If you’re planning to store massive volumes of data in the cloud, you’re looking at a hefty monthly bill – one that will typically exceed what you’d pay with an on-premise datacenter. That said, if you have a large amount of infrastructure which has to be replaced, it could make sense. You eliminate the “short-term pain” of a huge capital investment by rolling it into a monthly, operational expense. For some organizations, this approach may be more fiscally realistic.

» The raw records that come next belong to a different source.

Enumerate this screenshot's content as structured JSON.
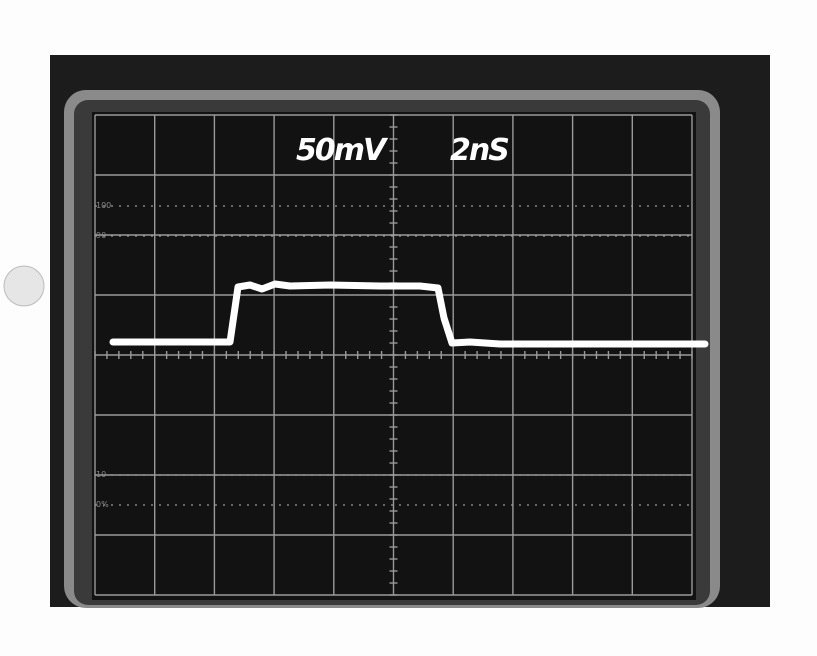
{
  "screen": {
    "volts_per_div": "50mV",
    "time_per_div": "2nS",
    "graticule_labels": [
      "100",
      "90",
      "10",
      "0%"
    ]
  }
}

This comes up in my conversations all the time. Healthcare executives want to put “safe” data assets in the public cloud, and keep more sensitive/mission-critical ones closer at hand. However, hybrid models elevate the complexities of ID management. If you extend the network over a combination of on-premise, private hosted, private cloud and/or public cloud options, you create ID management issues which could result in operations disruptions and potential employee backlash over the inability to access the data, files and apps that they need to do their jobs. HIPAA data access logging and auditing become a larger and more diverse challenge.
Currently, there are few tools available which would help IT teams resolve these problems. We have experience at Merlin with a very powerful tool that provides a single “pane of glass” to manage identities across all environments and many key applications regardless of where they are hosted.
As you can see, deciding whether to migrate significant IT functions to the cloud isn’t a “one size fits all” proposition. You must measure the pros and cons based upon your organization’s size, location, industry niche and other relevant factors, while also assessing the various comfort levels with any changes the cloud may bring. Finally, calculate expected ROI comparing it against the financial impact of not making the switch.
In other words, cloud migration is as much a business proposition as it is a “tech thing.” Proceed accordingly.